BUG+1 is short for BUG + 1 — you may also hear it called Bivalue Universal Grave + 1.

The name sounds scary, but it describes a very specific board state:

  • almost every unsolved cell is bivalue (exactly 2 candidates)
  • one “exception cell” has 3 candidates (that’s the “+1”)

What is BUG?

BUG = Bivalue Universal Grave.

It’s called a “grave” because the grid can feel “stuck”: candidates come in pairs everywhere, and progress often stalls without uniqueness.

When the grid satisfies these two conditions, it becomes a very symmetric “BUG” structure:

  1. every unsolved cell is bivalue
  2. for any digit d, in every house (row/column/box), the number of candidate positions for d is even
    • most commonly 2
    • if d is already placed in that house, it can be 0 (still even)

This symmetry often allows two valid completions (multiple solutions).

So what is BUG+1?

BUG+1 is “almost a BUG, but not quite”:

  • all unsolved cells are bivalue
    except one cell with 3 candidates

That extra candidate breaks the even symmetry — and that’s exactly what lets us force a placement using uniqueness.

So the exception cell has one forced candidate — we can place the digit directly.


2. Walkthrough

Step 1: spot the “almost all bivalue” state (top image)

BUG+1 walkthrough (step 1)

In the image:

  • most empty cells show only 2 small candidates
  • one cell is the exception, showing 3 candidates (the “+1”)

Step 2: which digit should we place? (and why?)

We only focus on the three candidates in the exception cell, and we do one simple thing: check odd vs even.

How:

  1. look at the three candidates in the exception cell
  2. for each of those digits, count how many times it appears as a candidate in the exception cell’s row / column / box

You will typically find that one digit appears 3 times (odd) in one of those houses.
That “odd” candidate is the digit you should place.

Why?

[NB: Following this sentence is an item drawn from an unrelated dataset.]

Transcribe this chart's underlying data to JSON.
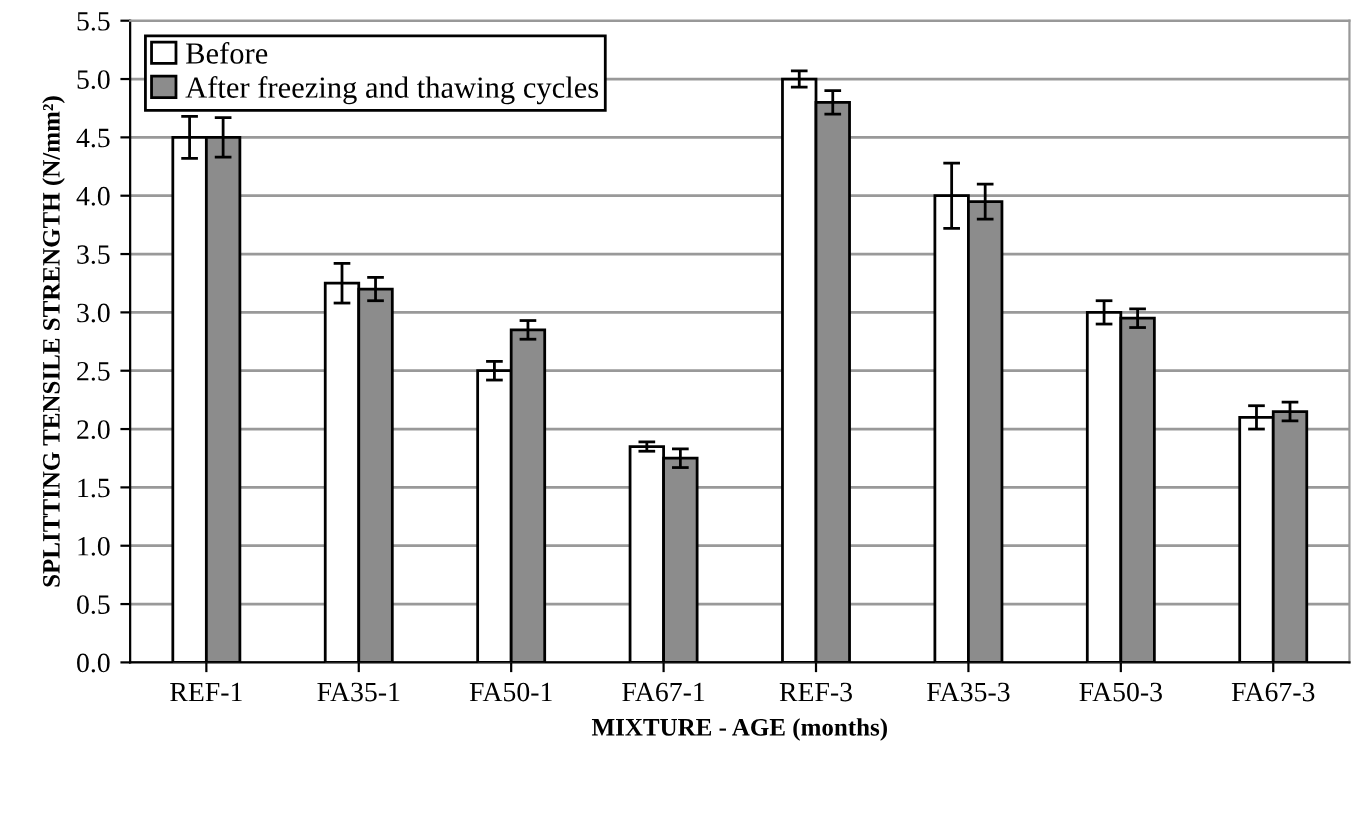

Use a contradiction:

Assume we do not place this “odd” candidate, and instead pick one of the other two “even” candidates:

  1. the exception cell becomes bivalue
  2. the candidate distribution across houses returns to an “even” symmetry (a BUG structure)
  3. BUG structures often allow two valid completions (multiple solutions)

But the puzzle must be unique, so that choice is impossible.
Therefore the “odd” candidate must be true — that is the digit you place.

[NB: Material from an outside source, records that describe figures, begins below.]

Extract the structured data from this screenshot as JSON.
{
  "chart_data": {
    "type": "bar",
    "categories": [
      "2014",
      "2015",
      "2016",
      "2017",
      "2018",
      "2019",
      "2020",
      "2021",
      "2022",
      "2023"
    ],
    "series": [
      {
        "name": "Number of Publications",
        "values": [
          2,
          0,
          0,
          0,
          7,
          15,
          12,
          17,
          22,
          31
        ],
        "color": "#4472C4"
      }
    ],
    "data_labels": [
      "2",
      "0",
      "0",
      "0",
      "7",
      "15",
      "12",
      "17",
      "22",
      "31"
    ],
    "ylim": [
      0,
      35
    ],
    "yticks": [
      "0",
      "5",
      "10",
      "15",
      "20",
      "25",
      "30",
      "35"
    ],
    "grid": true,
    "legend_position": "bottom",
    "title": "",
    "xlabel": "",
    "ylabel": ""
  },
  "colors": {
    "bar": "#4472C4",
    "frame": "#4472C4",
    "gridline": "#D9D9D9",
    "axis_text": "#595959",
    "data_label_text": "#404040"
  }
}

If you don’t want to count anything: the hint will highlight the forced candidate for you.


3. Example

The image below shows the result: the forced “+1” candidate in the exception cell is placed.

BUG+1 example


4. How to spot BUG+1

Use this checklist:

  1. Make sure your candidate notes are complete and reliable (generate full candidates if needed)
  2. Look for a grid where:
    • all unsolved cells are bivalue
    • exactly one cell has 3 candidates
  3. In that cell’s row/column/box, count candidate occurrences for those three digits: the odd one (typically 3) is the forced digit
  4. The hint will highlight the exception cell and show which candidate is forced

Note: BUG+1 is a uniqueness-based technique — it only applies when the puzzle is guaranteed to have a single solution.